12. ATMACA'NIN AY KIZI

470 70 17
                                    

Queen- Bohemian Rhapsody

Bir zamanlar hayatımın bitmek bilmeyen ve tüm felaketlerini yedi saniyeye sığdırmış kötü bir kabus olduğunu düşünürdüm. Bu kabus öyle güçlüydü ki uykularımı çalardı, karabasan gibi üstüme çöker nefeslerimi hapsederdi. Fakat işin sonunda gözlerimi açtığımda bunun hayatımın içine sinmiş bir is kokusu olduğunu fark etmiştim, o kabuslar bir hayal ürünü değil; hayatımın ta kendisiydi. Şimdi tir tir titreyen ellerimin arasında tuttuğum fotoğraf karesi bir toz bulutu gibi yere düşecek ve gözyaşlarımdan oluşmuş gölette kaybolacaktı ama acısı ilk günkü gibi tazecik kalacaktı. Kalbim silmek istese zihnim önüne bir kalkan gibi geçecek, zihnim onu yok edip küllerini göğe savurmak istese kalbim kendini siper edip belki de kül olacaktı, ama kalbim külken bile acısı daima yaşayacaktı.

Burnumu çektiğimde içime dolan toprak kokusu isli ciğerlerimin içine yerleşmişti. Gözlerim kutunun içine yığılmış fotoğraflardaydı, titremeye devam eden ellerimle kutuyu iyice deşmeye başladığımda gördüğüm beyaz kağıtla her ifadenin hakim olduğu yüzümü buruşturdum. Gerçekler, bir örümcek gibi ağlarını örürken beni de hapsetmişti ve en sonunda zehrini vücuduma salarak beni yok edecekti.

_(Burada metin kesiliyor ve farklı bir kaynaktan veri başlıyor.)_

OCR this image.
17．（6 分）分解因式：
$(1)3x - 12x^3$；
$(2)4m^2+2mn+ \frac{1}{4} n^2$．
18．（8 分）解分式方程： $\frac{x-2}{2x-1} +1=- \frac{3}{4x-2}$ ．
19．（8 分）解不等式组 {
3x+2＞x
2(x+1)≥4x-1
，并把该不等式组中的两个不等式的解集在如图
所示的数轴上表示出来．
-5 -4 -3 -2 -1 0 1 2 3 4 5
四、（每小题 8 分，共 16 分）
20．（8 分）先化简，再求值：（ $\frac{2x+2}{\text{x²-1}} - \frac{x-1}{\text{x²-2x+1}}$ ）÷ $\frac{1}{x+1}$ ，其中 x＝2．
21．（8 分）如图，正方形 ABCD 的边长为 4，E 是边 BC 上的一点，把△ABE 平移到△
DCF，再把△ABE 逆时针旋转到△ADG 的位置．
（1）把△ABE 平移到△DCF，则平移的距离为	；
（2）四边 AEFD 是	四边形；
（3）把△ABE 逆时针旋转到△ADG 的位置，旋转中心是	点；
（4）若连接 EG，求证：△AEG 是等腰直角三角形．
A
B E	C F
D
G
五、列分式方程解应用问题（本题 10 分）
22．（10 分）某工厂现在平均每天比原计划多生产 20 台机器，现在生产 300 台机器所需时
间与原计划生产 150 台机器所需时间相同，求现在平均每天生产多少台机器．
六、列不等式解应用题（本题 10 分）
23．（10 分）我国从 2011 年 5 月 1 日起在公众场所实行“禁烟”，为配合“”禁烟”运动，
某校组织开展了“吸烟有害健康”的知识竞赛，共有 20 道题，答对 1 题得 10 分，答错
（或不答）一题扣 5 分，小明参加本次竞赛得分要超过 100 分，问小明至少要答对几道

Dörde katlanmış kağıdı açıp gözlerimi mürekkeple boyanmış kağıtta gezdirdim.

Erva Çetin.

25. 12. 2000, 21.48

Kevser Gürsoy Çetin.

Dudaklarımdan firar eden hıçkırık ahşap duvarlara çarpıp yeniden kulaklarıma uğradı. Onun varlığı tam arkamdaydı, bu içimdeki yangının gün geçtikçe artmasına neden oluyordu. Dudaklarımı birbirine bastırıp ağlamamaya çalışsam da öyle dolmuştum ki istemsizce gözyaşlarım yanaklarımdan süzülüyordu.

Vacip Mehmet Çetin.

'Sen benim kızım değilsin.'

"Hayır," diye fısıldadım çaresizlikle. "Hayır." Elimdeki kağıdı parçalara ayırırken o arkamda hâlâ durmaya devam ediyordu, müdahale etmiyordu. Sadece duruyordu ve bu müdahale etmesinden bile beterdi. Onun varlığı bile kalbimin bükülmesine sebep oluyordu.

Kutunun içindeki her şeyi parçalara ayırırken ne olduğuna bakmamıştım bile. Kutuya var gücümle vuruyor aynı zamanda da sesli bir şekilde ağlıyordum. Vuslat en son dizlerinin üzerine çöküp beni sakinleştirmeye çalıştığında var gücümle onu itip ayaklandım. Az önce yürüdüğüm yolu bu sefer paramparça bir şekilde yürürken nereye gideceğimi bilmiyordum. Geniş alan bile bana oldukça dar gelmişti.

Gözyaşlarımın bir perde gibi örttüğü gözlerim etrafı görmese de ilerlemeye devam ettim. Arkamdaki adımlarını duyabiliyordum, ıslak topraktaki taşlara batan ayakkabıları hışırtılı sesler çıkarıyordu. Sanki benim gölgemmiş gibi asla peşimi bırakmıyor oluşu beni yokdan saptırıyordu.

"Andaç."

"Git!" dedim hırsla yürümeye devam ederken. "Gelme."

"Nereye gideceksin aptal!" Adımlarım bir bıçak gibi kesildiğinde hınçla ona döndüm. "Gideceksen de söyle seninle geleyim."

"Gelme."

"Geleceğim," dedi benim aksime daha sakin bir sesle. Kaslı göğsü inip kalkarken kemikli yüzü hafifçe ter tabakasıyla kaplanmıştı. "Sen beni ne kadar itsen de gölgen gibi takip edeceğim seni."

"Bunu neden yaptın?"

Çatlayan sesimle birlikte yüzünü buruşturdu. Yüzünde acı çekermiş gibi bir ifade olsa da şu an olanlarla karşı karşıya kalacağını bildiği gözlerinden okunuyordu. Beni gerçeklerle yüz yüze bırakarak onları kucaklamamı istese de onları var gücüyle itmekten başka bir şey yapmıyordum.